Following Hollywood Records officially rereleasing the original 1981 Greatest Hits album in 2004 and issuing Greatest Hits II in North America since 19 April 2011 individually, both the 1992 version of Greatest Hits and Classic Queen are out of print, save for a 2014 limited-edition Canadian reissue of the latter.

==Track listing==

| No. | Title | Writer(s) | Length |
|---|---|---|---|
| 1. | "A Kind of Magic" (from A Kind of Magic, 1986) | Roger Taylor | 4:23 |
| 2. | "Bohemian Rhapsody" (from A Night at the Opera, 1975) | Freddie Mercury | 5:59 |
| 3. | "Under Pressure" (unique mix, originally from Hot Space, 1982) | David Bowie, Queen | 4:03 |
| 4. | "Hammer to Fall" (single version of track from The Works, 1984) | Brian May | 3:40 |
| 5. | "Stone Cold Crazy" (from Sheer Heart Attack, 1974) | Queen | 2:15 |
| 6. | "One Year of Love" (from A Kind of Magic, 1986) | John Deacon | 4:28 |
| 7. | "Radio Ga Ga" (from The Works, 1984) | Taylor | 5:48 |
| 8. | "I'm Going Slightly Mad" (from Innuendo, 1991) | Queen (Mercury), Peter Straker (uncredited) | 4:21 |
| 9. | "I Want It All" (single version of track from The Miracle, 1989) | Queen (May) | 4:01 |
| 10. | "Tie Your Mother Down" (single version of track from A Day at the Races, 1976) | May | 3:45 |
| 11. | "The Miracle" (unique edit, from The Miracle, 1989) | Queen (Mercury, Deacon) | 4:24 |
| 12. | "These Are the Days of Our Lives" (from Innuendo, 1991) | Queen (Taylor) | 4:14 |
| 13. | "One Vision" (unique edit, from A Kind of Magic, 1986) | Queen | 4:38 |
| 14. | "Keep Yourself Alive" (from Queen, 1973) | May | 3:45 |
| 15. | "Headlong" (from Innuendo, 1991) | Queen (May) | 4:38 |
| 16. | "Who Wants to Live Forever" (from A Kind of Magic, 1986) | May | 5:15 |
| 17. | "The Show Must Go On" (from Innuendo, 1991) | Queen (May) | 4:31 |
| Total length: |  |  | 75:10 |

==Personnel==
- Freddie Mercury – lead, backing and operatic vocals, synthesiser, piano, organ, sampler, keyboard, handclaps, finger snaps
- Brian May – electric, acoustic and slide guitar, co-lead vocals on "I Want It All", "Keep Yourself Alive" (bridge), and "Who Wants to Live Forever", operatic and backing vocals, synthesizer, sampler, piano, keyboards, programming, drum programming, handclaps, finger snaps, orchestral arrangements (except on "One Year of Love")
- Roger Taylor – acoustic and electronic drums, drum machine, timpani, gong, tambourine, maracas, bar chimes, cowbell, co-lead vocals on "Keep Yourself Alive" (bridge), backing and operatic vocals, synthesiser, vocoder, sampler, keyboards, handclaps, finger snaps
- John Deacon – bass guitar, handclaps, finger snaps, synthesiser, sampler, drum programming (except on "Who Wants to Live Forever")
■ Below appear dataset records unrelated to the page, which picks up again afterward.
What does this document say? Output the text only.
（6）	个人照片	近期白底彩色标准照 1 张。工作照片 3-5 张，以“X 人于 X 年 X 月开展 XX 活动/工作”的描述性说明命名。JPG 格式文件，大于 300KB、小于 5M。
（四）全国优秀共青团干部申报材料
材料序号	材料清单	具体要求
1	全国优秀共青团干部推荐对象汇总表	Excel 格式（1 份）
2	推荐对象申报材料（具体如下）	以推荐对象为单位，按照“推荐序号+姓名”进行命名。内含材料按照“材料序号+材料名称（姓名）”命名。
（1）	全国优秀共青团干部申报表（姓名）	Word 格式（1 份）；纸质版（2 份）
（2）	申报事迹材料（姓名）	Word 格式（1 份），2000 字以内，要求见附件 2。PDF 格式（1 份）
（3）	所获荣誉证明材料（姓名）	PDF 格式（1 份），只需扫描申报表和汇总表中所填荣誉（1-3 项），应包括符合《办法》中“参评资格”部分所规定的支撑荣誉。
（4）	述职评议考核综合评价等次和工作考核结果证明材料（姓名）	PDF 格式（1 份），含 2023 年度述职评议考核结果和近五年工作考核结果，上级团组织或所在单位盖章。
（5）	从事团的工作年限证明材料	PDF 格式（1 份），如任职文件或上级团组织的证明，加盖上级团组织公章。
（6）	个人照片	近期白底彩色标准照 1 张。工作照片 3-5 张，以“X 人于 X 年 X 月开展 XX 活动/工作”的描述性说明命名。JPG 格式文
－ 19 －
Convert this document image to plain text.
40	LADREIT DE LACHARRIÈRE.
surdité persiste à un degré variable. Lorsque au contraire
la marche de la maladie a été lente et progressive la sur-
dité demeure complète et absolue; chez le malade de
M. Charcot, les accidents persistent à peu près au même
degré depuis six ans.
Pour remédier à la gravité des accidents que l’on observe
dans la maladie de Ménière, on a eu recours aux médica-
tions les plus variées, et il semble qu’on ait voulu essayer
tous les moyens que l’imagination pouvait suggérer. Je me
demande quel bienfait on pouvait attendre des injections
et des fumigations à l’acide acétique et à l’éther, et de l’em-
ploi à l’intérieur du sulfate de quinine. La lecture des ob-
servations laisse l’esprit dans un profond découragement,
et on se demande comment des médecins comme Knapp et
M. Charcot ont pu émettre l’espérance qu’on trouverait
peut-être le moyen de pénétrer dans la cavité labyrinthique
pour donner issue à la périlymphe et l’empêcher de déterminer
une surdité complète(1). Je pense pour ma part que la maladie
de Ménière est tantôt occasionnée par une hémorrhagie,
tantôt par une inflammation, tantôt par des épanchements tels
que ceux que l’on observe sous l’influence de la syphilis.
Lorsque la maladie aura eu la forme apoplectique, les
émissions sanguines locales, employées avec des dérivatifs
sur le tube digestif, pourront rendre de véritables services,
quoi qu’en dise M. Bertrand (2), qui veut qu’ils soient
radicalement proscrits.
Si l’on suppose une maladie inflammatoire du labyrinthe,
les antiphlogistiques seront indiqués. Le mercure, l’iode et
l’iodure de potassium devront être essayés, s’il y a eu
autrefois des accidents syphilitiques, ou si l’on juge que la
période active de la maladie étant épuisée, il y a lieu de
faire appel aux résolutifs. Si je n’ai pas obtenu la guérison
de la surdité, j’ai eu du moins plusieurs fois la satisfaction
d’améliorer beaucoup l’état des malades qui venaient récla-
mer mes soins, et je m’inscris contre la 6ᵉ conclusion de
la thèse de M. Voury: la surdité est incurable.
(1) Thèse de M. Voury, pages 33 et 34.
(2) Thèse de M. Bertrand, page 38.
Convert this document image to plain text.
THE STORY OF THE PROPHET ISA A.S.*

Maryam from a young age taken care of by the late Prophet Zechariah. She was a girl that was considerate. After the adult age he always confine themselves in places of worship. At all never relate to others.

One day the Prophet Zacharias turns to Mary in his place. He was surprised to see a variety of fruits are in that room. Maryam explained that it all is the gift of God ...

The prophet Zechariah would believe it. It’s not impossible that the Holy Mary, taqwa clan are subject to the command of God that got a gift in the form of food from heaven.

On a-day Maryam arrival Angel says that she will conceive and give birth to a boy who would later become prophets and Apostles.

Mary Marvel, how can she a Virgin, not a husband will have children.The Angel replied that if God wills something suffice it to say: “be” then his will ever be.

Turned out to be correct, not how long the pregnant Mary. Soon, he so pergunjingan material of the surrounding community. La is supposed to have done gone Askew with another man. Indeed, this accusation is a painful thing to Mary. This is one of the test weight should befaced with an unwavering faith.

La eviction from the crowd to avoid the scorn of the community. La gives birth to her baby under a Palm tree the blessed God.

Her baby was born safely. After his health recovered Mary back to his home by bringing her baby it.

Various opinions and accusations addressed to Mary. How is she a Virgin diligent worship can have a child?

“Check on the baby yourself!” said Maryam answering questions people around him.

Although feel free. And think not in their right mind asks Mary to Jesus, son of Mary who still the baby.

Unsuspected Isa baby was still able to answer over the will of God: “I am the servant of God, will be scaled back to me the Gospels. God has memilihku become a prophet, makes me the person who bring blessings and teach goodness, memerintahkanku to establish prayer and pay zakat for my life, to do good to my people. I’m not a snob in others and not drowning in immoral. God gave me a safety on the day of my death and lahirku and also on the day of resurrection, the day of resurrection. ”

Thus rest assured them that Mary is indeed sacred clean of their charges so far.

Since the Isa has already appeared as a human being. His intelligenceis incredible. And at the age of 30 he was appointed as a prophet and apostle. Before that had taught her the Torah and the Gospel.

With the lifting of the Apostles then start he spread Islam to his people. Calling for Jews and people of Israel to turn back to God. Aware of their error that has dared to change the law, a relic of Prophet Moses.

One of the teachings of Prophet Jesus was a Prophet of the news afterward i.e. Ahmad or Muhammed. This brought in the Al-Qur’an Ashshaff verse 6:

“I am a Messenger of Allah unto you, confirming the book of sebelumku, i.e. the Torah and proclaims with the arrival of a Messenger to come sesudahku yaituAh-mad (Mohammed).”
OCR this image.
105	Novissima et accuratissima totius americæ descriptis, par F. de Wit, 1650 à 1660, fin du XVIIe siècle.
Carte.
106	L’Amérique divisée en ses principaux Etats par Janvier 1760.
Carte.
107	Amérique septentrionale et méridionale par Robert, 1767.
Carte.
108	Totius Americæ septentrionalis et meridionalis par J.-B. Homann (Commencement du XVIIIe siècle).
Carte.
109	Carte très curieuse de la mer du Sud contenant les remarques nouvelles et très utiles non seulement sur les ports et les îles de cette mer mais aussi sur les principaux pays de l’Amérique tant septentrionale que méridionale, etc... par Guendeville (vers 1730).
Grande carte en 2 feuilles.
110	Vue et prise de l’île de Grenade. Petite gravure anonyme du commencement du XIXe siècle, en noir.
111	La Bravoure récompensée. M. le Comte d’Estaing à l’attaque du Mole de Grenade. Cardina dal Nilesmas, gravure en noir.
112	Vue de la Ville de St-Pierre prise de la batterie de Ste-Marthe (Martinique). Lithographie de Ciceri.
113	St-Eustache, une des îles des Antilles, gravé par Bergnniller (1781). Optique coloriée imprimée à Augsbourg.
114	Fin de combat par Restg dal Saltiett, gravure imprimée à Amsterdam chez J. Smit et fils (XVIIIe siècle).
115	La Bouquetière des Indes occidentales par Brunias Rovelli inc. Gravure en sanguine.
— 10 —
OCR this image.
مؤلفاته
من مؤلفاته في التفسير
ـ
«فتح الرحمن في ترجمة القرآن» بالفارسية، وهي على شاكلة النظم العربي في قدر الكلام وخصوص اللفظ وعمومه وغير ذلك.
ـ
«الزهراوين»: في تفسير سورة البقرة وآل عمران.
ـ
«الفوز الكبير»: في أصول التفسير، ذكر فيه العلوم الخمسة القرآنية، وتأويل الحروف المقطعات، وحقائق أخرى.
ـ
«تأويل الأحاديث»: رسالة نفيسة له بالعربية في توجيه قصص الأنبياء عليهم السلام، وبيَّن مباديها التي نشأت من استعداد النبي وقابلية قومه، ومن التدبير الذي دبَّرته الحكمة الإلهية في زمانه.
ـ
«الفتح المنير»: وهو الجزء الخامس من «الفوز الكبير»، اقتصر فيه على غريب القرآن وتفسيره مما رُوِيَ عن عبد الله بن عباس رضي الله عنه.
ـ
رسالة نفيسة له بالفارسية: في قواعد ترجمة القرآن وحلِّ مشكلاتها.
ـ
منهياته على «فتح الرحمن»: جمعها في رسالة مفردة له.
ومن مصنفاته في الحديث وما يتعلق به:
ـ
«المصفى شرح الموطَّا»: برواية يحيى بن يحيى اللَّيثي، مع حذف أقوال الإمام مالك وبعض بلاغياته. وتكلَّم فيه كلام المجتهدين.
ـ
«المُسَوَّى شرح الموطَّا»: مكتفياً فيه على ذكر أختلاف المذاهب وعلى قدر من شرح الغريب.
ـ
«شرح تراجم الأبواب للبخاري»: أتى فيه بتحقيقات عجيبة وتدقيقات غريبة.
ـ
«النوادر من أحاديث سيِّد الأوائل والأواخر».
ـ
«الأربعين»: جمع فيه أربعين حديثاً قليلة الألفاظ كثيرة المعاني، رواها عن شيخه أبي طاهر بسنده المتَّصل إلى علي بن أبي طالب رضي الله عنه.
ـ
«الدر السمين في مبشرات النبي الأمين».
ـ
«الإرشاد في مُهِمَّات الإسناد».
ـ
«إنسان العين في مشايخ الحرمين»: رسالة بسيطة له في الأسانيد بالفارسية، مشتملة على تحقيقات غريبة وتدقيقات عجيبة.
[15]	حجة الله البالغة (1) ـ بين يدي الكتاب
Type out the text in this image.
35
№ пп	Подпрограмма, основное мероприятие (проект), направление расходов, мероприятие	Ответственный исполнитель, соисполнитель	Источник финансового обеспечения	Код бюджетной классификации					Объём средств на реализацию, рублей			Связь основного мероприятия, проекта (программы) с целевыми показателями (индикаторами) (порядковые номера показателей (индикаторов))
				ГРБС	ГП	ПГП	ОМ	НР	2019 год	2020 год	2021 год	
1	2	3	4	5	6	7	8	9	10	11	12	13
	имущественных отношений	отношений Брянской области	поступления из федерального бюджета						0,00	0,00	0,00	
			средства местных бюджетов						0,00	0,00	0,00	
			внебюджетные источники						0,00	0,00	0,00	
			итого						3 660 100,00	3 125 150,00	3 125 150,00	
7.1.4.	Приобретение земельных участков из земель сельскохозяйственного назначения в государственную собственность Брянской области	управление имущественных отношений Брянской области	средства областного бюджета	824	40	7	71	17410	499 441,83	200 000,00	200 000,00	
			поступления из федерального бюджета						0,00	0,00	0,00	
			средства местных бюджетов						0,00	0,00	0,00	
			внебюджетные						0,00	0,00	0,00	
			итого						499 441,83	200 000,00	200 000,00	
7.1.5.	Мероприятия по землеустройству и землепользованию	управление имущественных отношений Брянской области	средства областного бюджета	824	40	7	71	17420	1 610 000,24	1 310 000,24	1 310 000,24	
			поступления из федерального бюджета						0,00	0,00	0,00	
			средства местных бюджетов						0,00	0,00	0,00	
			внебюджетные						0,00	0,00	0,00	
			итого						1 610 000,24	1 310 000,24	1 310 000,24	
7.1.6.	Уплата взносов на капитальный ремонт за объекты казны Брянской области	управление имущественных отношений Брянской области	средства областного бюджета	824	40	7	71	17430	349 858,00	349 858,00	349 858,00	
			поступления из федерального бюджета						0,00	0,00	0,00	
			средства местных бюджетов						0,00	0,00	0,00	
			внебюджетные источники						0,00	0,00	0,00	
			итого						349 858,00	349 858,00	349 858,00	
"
===Additional personnel===
- David Bowie – co-lead vocals, synthesiser, handclaps and finger snaps on "Under Pressure"
- Fred Mandel – synthesiser on "Hammer to Fall" and "Radio Ga Ga"
- Steve Gregory – saxophone on "One Year of Love"
- Lynton Naiff – string arrangements on "One Year of Love"
- David Richards – keyboards, percussion and programming on "These Are The Days of Our Lives"
- Michael Kamen – orchestral arrangements and conducting on "Who Wants to Live Forever"
- National Philharmonic Orchestra – strings, brass and percussion on "Who Wants to Live Forever"

==Charts==

=== Weekly charts ===

Weekly chart performance for Classic Queen
| Chart (1992) | Peak position |
|---|---|
| US Billboard 200 | 4 |

=== Year-end charts ===

1992 year-end chart performance for Classic Queen
| Chart (1992) | Position |
|---|---|
| Canada Top Albums/CDs (RPM) | 1 |
| US Billboard 200 | 34 |

2002 year-end chart performance for Classic Queen
| Chart (2002) | Position |
|---|---|
| Canadian Metal Albums (Nielsen SoundScan) | 64 |

== Certifications ==

Certifications for Classic Queen
| Region | Certification | Certified units/sales |
| Canada (Music Canada) | 5× Platinum | 500,000^{^} |
| United States (RIAA) | 3× Platinum | 3,000,000^{^} |
^{^} Shipments figures based on certification alone.